That test fails because CurrencyConverter doesn't exist yet. That's the point. Now I write the implementation:

# Step 2: GREEN - Write the minimum code to pass
class CurrencyConverter
  def initialize(rate:)
    @rate = rate
  end

  def convert(amount:, from:, to:)
    (amount * @rate).round(2)
  end
end

Tests pass. Green. Now I can refactor, add more tests for edge cases (negative amounts, zero rates, unsupported currencies), and build up the feature incrementally. And that rounding test? That's exactly the kind of test that would have caught the three decimal place bug I mentioned in the introduction. TDD doesn't just find bugs. It prevents them from existing in the first place.

BDD: Testing from the User's Perspective

Behaviour Driven Development takes TDD a step further. Where TDD focuses on testing individual units of code (does this method return the right value?), BDD focuses on testing system behaviour from the user's perspective (can the user complete this workflow successfully?).

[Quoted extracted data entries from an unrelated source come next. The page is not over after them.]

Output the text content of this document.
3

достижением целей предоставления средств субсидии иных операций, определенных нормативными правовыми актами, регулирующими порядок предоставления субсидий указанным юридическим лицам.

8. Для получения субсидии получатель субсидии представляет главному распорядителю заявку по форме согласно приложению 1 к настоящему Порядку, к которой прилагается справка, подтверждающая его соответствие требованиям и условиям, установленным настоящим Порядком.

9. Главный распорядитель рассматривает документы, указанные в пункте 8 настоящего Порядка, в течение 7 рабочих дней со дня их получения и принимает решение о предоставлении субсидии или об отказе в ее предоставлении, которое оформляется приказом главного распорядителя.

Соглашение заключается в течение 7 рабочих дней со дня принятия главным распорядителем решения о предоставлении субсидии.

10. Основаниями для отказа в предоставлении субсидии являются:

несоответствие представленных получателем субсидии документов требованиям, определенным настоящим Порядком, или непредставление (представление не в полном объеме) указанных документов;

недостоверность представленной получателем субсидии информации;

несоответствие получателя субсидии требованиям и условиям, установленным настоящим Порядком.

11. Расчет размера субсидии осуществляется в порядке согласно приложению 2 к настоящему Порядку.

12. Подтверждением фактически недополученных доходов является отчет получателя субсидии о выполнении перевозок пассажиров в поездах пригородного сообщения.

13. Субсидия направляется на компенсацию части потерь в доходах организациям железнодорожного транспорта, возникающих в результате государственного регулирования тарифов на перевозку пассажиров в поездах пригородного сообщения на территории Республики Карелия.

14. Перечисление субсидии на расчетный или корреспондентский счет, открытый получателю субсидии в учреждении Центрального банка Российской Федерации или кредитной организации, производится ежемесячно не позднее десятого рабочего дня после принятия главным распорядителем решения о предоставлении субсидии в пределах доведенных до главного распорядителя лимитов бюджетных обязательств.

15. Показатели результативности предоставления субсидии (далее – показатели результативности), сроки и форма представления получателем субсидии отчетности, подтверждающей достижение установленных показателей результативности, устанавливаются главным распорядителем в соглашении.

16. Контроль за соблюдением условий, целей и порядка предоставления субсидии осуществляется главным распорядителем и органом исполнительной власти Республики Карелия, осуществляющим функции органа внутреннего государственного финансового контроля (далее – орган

BDD was created by Dan North in 2003 as a response to the confusion many developers felt about TDD. The terminology of TDD (tests, assertions, units) is developer centric. BDD reframes everything in terms of behaviour, using language that business stakeholders, product managers, and designers can actually understand.

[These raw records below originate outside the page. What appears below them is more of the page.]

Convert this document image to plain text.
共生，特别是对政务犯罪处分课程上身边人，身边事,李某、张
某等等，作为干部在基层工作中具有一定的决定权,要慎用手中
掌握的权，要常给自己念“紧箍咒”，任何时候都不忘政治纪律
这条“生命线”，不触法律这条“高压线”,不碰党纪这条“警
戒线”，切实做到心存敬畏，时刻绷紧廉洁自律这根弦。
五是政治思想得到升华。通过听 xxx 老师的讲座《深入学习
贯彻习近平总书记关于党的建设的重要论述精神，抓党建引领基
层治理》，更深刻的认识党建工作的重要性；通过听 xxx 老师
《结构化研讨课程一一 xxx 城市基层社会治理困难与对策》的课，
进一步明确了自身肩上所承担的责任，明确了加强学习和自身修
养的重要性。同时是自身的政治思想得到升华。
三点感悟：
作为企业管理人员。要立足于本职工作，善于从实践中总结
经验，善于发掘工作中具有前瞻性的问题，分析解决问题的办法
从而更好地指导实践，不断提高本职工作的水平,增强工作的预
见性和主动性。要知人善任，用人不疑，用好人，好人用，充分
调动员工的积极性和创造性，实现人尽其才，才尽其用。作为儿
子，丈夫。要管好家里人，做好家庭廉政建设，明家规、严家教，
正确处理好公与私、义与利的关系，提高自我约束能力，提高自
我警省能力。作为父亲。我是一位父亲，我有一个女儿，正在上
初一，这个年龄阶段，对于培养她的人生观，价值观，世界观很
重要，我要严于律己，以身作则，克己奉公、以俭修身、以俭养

The result is tests written in something close to plain English, using the Given/When/Then format. Here's what that looks like using Cucumber for Auto-Prammer.at, my automotive marketplace built on Rails and Solidus:

Feature: Vehicle listing search
  As a potential car buyer
  I want to search for vehicles by make, model, and price range
  So that I can find a car that fits my budget

  Scenario: Searching for a specific make and model
    Given there are 10 BMW 3 Series listings
    And there are 5 Audi A4 listings
    When I search for "BMW 3 Series"
    Then I should see 10 results
    And I should not see any Audi listings

  Scenario: Filtering by price range
    Given there is a BMW 320i listed at 25000 euros
    And there is a BMW 330i listed at 45000 euros
    When I search with a maximum price of 30000 euros
    Then I should see the BMW 320i
    And I should not see the BMW 330i

Read that out loud. A product manager can understand it. A designer can understand it. Your non technical co-founder can understand it. That's the power of BDD. The tests serve as living documentation of how the system is supposed to behave, written in a language everyone on the team can read.

Behind those Cucumber scenarios are step definitions that wire the plain English to actual test code:

Given('there are {int} BMW 3 Series listings') do |count|
  create_list(:vehicle_listing, count, make: 'BMW', model: '3 Series')
end

When('I search for {string}') do |query|
  visit vehicles_path
  fill_in 'Search', with: query
  click_button 'Find Vehicles'
end

Then('I should see {int} results') do |count|
  expect(page).to have_css('.vehicle-card', count: count)
end

RSpec vs Minitest vs Cucumber: The Rails Testing Trinity

Ruby on Rails has one of the richest testing ecosystems of any web framework. Rails was the first major framework to integrate a testing framework from day one. But which framework should you use? Let me compare the three main options.

RSpec is the dominant testing framework in the Rails world. According to a 2024 Stack Overflow survey, RSpec is preferred by over 59% of Ruby on Rails developers. It uses a descriptive, BDD inspired syntax with describe, context, and it blocks that read like specifications. RSpec is ideal for medium to large projects, for teams that practise BDD, and for codebases where test readability matters (which is all of them, in my opinion).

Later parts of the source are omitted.